Replace AI with nuclear reactors. Today if you have time, knowledge you can actually build one in your own home. Why hasn't your home town blown yet, or better yet why didn't you do it ?

If AI development is closed what on what basis are you trusting the end project ? Are you seriously going to trust vested interests in creating a closed source safe AI ? What happens if people are actually trying to progress towards safe AI and something goes wrong because idk Murphy or something ? It's better if it's open and we keep as many eyes on it as possible.

OpenAI c... (read more)

No, you can't. You'll probably find yourself sitting in a Federal prison before the first bits of fissile materials show up on your doorstep.
On that note: Wasn't there a high school group who essentially manufactured a nuclear bomb casing without the critical exploding and fissioning bits?
Haven't heard about it, but what's special about that casing? It sound like you can make a metal tube and go "this is an ICBM casing!"
Only if you build one based on fission. Even then you can pgp/tor/vpn (all at the same time, shred the keys after the transaction or burn the machine) it up if you have a credible source which probably doesn't exist.
You are confusing "acquire theoretical knowledge of how to build" with "actually build one". What are my alternatives for the home reactor, fusion? X-D
I tend to think you're right, but how is OP not doing the same thing when it comes to AI ?
It's been a long time since PS2s were export limited because the chips were potentially useful for making cruise missiles. Getting access to compute is cheap and unadversarial in a way that getting access to fissile material is not.
High-performance compute is mostly limited by power/energy use these days, so if your needs are large enough (which they are, if you're doing things like simulating a human brain -- whoops sorry, I meant a "neural network!" -- in order to achieve 'AGI' and perhaps superintelligence), getting access to compute requires getting access to fissile material. (Or comparable sources of energy, anyway.)
Things are easier to build in cyberspace where all you need is bits and you never run out of them. But in general I'm not a fan of the OP approach.

One interesting aspect of posts like this is that they can, to some extent, be (felicitously) self-defeating.

Yep, the old story again and again... generals fighting previous wars... with a twist that in AI wars the "next" may become "previous" damn fast... exponentially fast.

Btw.
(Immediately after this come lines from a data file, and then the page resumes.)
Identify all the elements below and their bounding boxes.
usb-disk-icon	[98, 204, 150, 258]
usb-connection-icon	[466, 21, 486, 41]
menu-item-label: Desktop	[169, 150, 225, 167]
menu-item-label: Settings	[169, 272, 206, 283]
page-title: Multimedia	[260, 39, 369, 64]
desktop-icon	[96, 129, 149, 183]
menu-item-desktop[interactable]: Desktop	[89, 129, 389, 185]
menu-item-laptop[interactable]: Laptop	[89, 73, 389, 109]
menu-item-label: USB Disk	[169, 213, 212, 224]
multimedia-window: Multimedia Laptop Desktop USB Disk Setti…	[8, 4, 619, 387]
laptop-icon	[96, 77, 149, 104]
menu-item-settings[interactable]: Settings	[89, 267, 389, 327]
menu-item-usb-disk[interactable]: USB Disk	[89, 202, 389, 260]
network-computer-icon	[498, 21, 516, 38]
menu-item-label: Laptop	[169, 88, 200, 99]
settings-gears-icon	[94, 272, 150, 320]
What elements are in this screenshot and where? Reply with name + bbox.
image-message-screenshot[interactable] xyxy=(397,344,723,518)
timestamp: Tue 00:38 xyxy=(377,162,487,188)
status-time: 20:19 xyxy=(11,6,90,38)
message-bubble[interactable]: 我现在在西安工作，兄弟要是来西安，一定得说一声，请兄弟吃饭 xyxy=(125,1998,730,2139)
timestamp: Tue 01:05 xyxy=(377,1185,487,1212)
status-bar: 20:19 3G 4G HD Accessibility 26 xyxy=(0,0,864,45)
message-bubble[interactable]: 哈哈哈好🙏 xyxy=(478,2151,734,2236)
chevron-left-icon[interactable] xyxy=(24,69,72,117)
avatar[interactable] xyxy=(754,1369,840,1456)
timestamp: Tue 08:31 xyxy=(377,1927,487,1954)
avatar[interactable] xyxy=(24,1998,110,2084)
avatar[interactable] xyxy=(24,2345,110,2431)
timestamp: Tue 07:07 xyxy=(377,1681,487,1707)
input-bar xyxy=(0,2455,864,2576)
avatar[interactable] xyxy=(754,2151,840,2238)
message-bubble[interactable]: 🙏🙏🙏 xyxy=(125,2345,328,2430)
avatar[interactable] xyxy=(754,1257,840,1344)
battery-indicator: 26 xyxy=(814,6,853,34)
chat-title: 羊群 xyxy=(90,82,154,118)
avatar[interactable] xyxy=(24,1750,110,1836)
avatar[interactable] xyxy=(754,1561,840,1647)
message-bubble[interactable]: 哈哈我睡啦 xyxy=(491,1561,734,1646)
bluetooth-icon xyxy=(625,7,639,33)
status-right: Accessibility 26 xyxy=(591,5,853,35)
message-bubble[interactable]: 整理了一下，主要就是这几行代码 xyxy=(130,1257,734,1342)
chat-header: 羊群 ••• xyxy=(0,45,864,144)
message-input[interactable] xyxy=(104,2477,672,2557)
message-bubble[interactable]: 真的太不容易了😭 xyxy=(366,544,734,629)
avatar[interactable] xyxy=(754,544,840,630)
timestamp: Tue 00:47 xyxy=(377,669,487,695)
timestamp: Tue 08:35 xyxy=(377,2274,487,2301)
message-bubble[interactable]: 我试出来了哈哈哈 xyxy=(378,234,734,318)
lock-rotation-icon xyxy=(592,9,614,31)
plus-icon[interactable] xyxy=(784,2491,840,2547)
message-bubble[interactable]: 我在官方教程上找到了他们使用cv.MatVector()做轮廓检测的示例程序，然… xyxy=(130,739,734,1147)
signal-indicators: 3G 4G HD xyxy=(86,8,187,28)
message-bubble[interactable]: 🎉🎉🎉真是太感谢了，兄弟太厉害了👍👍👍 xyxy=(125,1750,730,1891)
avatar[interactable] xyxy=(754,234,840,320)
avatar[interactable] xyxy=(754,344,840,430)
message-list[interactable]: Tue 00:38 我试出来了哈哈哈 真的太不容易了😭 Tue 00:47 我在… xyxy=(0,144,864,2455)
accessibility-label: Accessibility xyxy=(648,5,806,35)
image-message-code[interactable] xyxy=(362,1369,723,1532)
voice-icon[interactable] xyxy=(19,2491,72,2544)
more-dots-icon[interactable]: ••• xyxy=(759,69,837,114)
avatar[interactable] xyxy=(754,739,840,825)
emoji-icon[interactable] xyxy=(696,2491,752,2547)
I hope it´s clear now who is THE EVIL now.

I'm not exactly sure about the whole effective altruism ultimatum of "more money equals more better". Obviously it may be that the whole control problem is completely the wrong question. In my opinion, this is the case.

Seems like you posted this comment under a wrong article. This article is about artificial intelligence, more specifically about OpenAI. I also noticed I have a problem to understand the meaning of your comments. Is there a way to make them easier to read, perhaps by providing more context? (For example, I have no idea what "it may be that the whole control problem is completely the wrong question" is supposed to mean.)
You're right, it was not specific enough to contribute to the conversation. However, my point was very understandable, though general. I don't believe that there is a control problem because I don't believe AI means what most people think it does. To elaborate, learning algorithms are just learning algorithms and always will be. No one in the actual practical world who is working on AI is trying to build anything like any sort of entity that has a will. And humans have forgotten about will for some reason, and that's why they're scared of AI.
Some AGI researchers use the notion of a utility function to define what an AI "wants" to happen. How does the notion of a utility function differ from the notion of a will?
Will only matters for green lanterns.